Maybe it will kill you when the per diem for your allotted food, water, and air runs out, just before you hit paydirt. Maybe it will kill you when you are trapped between the reigning corporations-the Five Dragons-in a foolish gamble against a futuristic feudal society. On the Moon, you must fight for every inch you want to gain. And that is just what Adriana Corta did.
As the leader of the Moon’s newest “dragon,” Adriana has wrested control of the Moon’s Helium-3 industry from the Mackenzie Metal corporation and fought to earn her family’s new status. Now, in the twilight of her life, Adriana finds her corporation-Corta Helio-confronted by the many enemies she made during her meteoric rise. If the Corta family is to survive, Adriana’s five children must defend their mother’s empire from her many enemies… and each other.
This book was provided by the publisher in exchange for an honest review.
Note: While I wish I had the time to write a full-length review of this book, I don’t, so what you get is a kind of hybrid book bite/featured review.
It’s hard for me to tell you just how much I loved Luna: New Moon. This is a hard bitten near future science fiction tale set on the harsh landscape of the moon, where air is purchased and lives are bought.
Five powerful families rule the moon, including most if not all of the business that takes place, as well as the justice system and just about everything that is necessary for life. This creates an interesting political and social dynamic, a rough mafia world where social class could mean the difference between life and a rough, painful death.
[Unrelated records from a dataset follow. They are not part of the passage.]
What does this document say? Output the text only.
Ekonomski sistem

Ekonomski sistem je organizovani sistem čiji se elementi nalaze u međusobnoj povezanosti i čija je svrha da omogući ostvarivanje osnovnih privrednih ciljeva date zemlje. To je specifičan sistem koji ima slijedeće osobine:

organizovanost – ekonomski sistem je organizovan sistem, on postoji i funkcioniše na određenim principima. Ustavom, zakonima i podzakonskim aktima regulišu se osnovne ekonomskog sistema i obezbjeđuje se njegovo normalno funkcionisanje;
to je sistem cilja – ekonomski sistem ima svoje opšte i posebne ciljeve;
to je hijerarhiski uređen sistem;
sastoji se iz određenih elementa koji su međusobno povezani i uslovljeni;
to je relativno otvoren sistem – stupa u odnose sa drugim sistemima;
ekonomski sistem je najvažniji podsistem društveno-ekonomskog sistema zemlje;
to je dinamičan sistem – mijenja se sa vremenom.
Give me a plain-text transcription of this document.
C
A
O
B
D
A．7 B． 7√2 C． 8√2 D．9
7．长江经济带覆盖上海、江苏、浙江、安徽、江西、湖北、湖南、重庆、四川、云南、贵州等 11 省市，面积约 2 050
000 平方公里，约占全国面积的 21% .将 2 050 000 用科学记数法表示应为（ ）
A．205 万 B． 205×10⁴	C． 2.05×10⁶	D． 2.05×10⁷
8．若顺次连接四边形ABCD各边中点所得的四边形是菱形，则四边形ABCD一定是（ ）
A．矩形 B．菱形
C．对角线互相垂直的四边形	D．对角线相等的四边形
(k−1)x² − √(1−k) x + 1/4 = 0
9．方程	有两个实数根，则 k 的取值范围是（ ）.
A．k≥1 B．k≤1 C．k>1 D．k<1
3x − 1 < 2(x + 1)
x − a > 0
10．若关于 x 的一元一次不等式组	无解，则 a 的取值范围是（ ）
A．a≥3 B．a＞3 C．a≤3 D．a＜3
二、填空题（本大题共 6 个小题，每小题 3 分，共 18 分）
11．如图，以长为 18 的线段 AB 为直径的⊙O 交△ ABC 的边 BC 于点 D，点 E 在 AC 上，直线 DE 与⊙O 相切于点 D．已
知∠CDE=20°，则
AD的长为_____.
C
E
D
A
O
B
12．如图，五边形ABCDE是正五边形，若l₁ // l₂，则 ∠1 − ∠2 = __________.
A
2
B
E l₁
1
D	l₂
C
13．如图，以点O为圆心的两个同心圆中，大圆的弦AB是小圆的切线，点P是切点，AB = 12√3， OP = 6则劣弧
Intermixed in all of this is a ton of politics, of both the business/government and personal sort.
One of my favorite things about McDonald as an author is his ability to create incredibly vibrant characters that practically leap off the page and captivate me. That skill of his carries over into Luna: New Moon. His rich, diverse tapestry of characters brings to life a lot of the social and political struggles that are faced in this novel, and make a lot of situations quite jarring. It’s one thing to hear that people who live on the moon have to buy the air they breathe, and too bad if they run out of money. It’s another thing to experience that worry and heartache, that slow torture, through a character that feels as real as you are.
The plot is engrossing, and there is so much going on that keep things moving forward quickly. Mixed with that is the fact that McDonald completely pulls in his readers with his flawless prose and his well-realized world. There really isn’t anything to fault here. Once you start it, you won’t be able to put it down. So much hinges on simple things that aren’t quite so simple, like relationships between families, which quickly become a tangled, complex web.
In fact, just about nothing is what it appears to be on the surface. Relationships aren’t just relationships, but complex political machinations that can cause vast ripples, and influence countless lives. It is quite genius how McDonald has managed to create a novel that is surprisingly human and relatable in so many ways, but incredibly detailed and thought provoking in others.
There are a lot of wonderful things I could say about Luna: New Moon. I can pretty much boil it all down by saying that this was the science fiction novel I’ve been waiting for. It’s human, far reaching, thought provoking, complex, and relatable. It’s a tangled web of intrigue in such a well-realized world, I feel like I could live there. Ian McDonald really hit it out of the park with this one.